Determinant of a Toeplitz integer sequence

Question

I have a conjecture that

$$\det \mathrm{Toep}(0,\dots,N)= (-1)^N N2^{N-1},$$

where $\mathrm{Toep}(0,\dots,N)$ is the symmetric Toeplitz matrix with first column is equal to $(0,\dots,N)$.
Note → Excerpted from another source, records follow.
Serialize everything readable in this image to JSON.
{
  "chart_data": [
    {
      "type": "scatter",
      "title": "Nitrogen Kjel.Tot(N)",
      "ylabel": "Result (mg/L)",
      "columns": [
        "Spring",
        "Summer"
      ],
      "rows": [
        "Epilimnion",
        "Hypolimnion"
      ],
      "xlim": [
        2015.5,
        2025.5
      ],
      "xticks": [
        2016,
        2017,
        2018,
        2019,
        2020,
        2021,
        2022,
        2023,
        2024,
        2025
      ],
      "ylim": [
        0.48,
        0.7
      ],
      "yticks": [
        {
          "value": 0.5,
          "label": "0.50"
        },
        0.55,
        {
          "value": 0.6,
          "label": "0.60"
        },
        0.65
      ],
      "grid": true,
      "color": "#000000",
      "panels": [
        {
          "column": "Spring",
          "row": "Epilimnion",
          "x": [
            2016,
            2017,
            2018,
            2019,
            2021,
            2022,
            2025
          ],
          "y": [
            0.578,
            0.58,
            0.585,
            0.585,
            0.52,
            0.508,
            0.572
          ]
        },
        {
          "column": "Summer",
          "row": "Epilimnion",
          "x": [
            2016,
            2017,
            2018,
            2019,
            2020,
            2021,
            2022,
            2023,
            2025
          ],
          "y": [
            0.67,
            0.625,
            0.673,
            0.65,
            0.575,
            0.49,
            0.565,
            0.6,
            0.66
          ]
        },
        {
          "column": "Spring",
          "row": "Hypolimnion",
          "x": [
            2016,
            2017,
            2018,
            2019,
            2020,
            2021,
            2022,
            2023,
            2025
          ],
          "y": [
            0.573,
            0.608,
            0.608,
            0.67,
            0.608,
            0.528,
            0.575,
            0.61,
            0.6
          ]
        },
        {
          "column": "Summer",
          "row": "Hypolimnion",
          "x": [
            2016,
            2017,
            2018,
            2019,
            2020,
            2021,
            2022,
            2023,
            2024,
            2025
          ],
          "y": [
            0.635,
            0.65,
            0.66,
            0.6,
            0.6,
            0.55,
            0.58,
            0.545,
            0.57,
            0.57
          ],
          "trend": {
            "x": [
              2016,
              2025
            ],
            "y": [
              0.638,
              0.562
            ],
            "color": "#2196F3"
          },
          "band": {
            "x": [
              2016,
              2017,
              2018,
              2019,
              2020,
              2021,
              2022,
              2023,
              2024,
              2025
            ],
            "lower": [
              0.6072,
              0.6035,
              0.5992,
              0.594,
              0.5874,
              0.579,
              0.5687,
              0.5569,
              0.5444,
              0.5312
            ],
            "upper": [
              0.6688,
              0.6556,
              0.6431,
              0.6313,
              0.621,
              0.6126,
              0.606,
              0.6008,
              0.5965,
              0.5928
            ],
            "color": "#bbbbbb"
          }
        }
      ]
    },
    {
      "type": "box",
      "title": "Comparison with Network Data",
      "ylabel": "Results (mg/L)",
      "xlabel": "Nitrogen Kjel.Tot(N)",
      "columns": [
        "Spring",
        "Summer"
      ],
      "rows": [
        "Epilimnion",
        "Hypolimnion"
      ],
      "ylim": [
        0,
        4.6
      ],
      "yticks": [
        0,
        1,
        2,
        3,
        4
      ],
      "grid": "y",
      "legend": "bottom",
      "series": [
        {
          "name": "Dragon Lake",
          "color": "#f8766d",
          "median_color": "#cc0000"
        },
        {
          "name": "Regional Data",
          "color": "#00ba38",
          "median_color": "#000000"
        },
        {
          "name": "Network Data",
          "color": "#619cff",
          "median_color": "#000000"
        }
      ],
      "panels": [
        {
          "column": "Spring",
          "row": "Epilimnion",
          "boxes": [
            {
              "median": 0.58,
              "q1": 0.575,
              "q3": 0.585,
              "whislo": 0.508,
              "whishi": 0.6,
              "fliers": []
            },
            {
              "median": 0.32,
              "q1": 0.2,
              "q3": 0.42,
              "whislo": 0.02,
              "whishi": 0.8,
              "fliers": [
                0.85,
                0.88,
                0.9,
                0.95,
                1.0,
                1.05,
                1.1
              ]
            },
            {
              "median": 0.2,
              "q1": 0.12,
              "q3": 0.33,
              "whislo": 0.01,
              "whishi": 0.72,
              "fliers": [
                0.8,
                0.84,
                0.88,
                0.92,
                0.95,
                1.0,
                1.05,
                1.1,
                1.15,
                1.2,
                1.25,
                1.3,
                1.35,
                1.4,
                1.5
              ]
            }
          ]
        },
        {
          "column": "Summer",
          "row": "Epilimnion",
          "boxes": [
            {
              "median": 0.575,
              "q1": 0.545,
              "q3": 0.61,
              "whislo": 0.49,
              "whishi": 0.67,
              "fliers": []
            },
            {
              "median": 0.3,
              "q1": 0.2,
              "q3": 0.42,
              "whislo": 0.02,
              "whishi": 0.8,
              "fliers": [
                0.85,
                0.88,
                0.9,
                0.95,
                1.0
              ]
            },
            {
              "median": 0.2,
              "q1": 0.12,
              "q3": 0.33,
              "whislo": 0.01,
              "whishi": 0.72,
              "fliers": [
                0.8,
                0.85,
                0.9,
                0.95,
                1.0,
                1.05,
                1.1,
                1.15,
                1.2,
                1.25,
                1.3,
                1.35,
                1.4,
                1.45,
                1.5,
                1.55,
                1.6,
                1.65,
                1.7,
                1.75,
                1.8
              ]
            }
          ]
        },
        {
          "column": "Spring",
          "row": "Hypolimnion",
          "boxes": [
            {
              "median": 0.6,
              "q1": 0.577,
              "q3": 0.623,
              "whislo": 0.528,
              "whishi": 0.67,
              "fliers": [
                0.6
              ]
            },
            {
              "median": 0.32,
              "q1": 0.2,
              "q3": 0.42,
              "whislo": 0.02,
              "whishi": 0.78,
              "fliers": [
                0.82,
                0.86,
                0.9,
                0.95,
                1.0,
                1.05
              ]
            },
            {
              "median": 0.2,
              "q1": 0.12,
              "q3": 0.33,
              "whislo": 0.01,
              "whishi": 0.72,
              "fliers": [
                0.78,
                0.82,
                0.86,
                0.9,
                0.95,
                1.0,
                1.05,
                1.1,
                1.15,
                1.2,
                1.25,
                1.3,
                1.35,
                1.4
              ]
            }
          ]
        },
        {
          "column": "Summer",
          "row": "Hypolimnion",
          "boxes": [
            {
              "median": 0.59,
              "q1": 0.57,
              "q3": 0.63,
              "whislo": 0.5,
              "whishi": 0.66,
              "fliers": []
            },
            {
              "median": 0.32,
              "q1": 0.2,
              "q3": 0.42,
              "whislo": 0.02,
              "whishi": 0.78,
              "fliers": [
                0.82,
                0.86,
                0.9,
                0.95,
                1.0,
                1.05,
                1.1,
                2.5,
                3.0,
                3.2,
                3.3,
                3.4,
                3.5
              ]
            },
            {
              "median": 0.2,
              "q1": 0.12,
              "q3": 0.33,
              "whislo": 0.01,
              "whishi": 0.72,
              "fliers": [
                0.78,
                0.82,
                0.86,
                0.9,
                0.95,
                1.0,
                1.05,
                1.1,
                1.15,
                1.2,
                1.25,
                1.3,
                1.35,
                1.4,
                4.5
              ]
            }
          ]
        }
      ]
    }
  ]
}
Does anyone have an idea about how to prove that?

Answer 1

One possible way is by using Schur's complement in the first $N$ rows and then induction. $N = 2$ is easily verifiable. Now let $A_N$ be your matrix, given $N$. Then $A_{N-1}$ is precisely the $N \times N$ sub matrix of $A_N$ formed by the first $N$ rows and $N$ columns . Schur's complement tells us that:

$$\det A_N = \det A_{N-1} \det(- v A_{N-1}^{-1} v^t) = (-1) v A_{N-1}^{-1} v^t \det A_{N-1} $$ where $v = (N,N-1,\ldots,1)$ is the last row of $A_N$, excluding the zero. Now to calculate $A_{N-1}^{-1} v^t$ let us do a trick. If $A_{N-1}^{-1} v^t = x^t$, then $x^t$ is the solution to the linear system $A_{N-1} x^t = v^t$. Since the first and last elements of each row of $A_{N-1}$ add to $N-1$, it is not hard to see that $$x = \left(\frac{1}{N-1},0,0,\ldots,0,\frac{N}{N-1}\right)$$ does the job, therefore $v A_{N-1}^{-1} v^t = 2N/N-1$. Supposing that your conjecture is valid until $N-1$ then $$\det A_N = (-1) v A_{N-1}^{-1} v^t \det A_{N-1} = (-1) \frac{2N}{N-1} (-1)^{N-1} (N-1) 2^{N-2},$$ which is the desired formula.